Non credo sia irrealistico ipotizzare che il prezzo del petrolio potrebbe tornare ai massimi storici di 147 dollari al barile, poiché il mercato perderebbe potenzialmente il 20% dell’offerta.

Ci si potrebbe chiedere perché l’Iran possa pensare di chiudere lo Stretto di Hormuz, dato che ciò influirebbe sulla sua capacità di esportazione. Tuttavia, se il loro terminale petrolifero venisse messo fuori uso dagli attacchi militari di Israele, non esporterebbero comunque petrolio.

Inoltre, non dovrebbero necessariamente chiudere l’intero Stretto, ma potrebbero lanciare attacchi alle petroliere, ritardare i flussi e in generale mettere in dubbio la fattibilità dell’esportazione di petrolio attraverso questa rotta.

In conclusione, la capacità di riserva dell’OPEC è significativa. Ma c’è anche il rischio crescente di una grave interruzione dell’approvvigionamento. Sarà l’equilibrio tra queste due forze a determinare la direzione dei prezzi del petrolio”.

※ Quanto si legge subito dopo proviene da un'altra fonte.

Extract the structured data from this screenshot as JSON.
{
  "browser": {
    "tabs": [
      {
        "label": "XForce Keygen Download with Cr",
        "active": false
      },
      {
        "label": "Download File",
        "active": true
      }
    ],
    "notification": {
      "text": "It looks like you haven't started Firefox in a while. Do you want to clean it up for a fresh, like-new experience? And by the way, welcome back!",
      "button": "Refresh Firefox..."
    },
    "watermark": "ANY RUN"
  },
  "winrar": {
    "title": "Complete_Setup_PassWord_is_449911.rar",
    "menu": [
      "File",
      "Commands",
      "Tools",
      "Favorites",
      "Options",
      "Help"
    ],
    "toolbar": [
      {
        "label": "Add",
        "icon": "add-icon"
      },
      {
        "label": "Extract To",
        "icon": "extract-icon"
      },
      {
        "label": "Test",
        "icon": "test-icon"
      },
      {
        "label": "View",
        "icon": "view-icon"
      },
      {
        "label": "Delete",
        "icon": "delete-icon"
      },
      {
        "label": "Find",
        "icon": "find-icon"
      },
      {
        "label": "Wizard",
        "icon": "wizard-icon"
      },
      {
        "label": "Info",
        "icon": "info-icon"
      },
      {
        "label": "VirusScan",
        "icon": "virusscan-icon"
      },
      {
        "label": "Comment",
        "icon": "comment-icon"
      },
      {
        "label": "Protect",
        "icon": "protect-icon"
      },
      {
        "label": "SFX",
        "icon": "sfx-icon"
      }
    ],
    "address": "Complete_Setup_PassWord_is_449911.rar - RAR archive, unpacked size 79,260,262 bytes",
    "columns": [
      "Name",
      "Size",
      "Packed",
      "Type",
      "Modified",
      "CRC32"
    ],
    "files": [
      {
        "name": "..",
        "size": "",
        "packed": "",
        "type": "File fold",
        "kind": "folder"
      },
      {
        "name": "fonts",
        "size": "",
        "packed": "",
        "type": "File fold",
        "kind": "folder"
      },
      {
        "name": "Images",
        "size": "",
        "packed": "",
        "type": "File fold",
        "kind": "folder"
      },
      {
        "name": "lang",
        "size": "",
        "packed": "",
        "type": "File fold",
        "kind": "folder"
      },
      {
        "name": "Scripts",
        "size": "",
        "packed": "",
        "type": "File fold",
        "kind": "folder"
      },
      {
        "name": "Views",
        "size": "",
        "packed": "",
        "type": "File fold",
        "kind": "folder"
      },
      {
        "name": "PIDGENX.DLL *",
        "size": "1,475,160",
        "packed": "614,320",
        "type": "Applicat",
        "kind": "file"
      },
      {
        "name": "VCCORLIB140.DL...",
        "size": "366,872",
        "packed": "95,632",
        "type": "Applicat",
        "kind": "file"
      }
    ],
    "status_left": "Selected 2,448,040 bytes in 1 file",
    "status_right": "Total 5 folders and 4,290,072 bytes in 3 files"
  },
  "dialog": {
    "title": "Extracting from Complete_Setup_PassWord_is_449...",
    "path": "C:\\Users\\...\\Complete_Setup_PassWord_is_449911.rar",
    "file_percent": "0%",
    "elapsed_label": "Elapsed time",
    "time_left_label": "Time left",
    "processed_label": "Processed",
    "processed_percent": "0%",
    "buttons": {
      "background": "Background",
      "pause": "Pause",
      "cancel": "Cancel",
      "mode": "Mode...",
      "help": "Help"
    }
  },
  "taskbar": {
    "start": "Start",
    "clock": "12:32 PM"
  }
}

David Rees, Senior Emerging Market Economist

David Rees

“Non è il nostro scenario di base, ma da un anno stiamo modellando uno scenario economico che abbiamo chiamato ‘guerra in Medio Oriente’. È uno scenario a bassa probabilità e ad alto impatto. Quando abbiamo fatto la prima bozza, abbiamo ipotizzato che avrebbe ridotto in certa misura la crescita globale.

Il modo principale in cui questo scenario impatta sul resto del mondo è attraverso il prezzo del petrolio, che farebbe salire l’inflazione rispetto al nostro scenario di base. Questo scenario vedrebbe i prezzi del petrolio salire ben oltre i 100 dollari al barile, fino ad arrivare a circa 150 dollari. Finora, però, i prezzi del petrolio hanno faticato a superare il livello di 80 dollari al barile.

Dovremmo vedere i prezzi del petrolio salire al di sopra dei 100 dollari al barile e rimanervi per un periodo di tempo prolungato perché si verifichi un cambiamento significativo nelle prospettive dell’inflazione o perché si eserciti una qualche pressione sulle banche centrali affinché modifichino l’attuale politica dei tassi d’interesse“.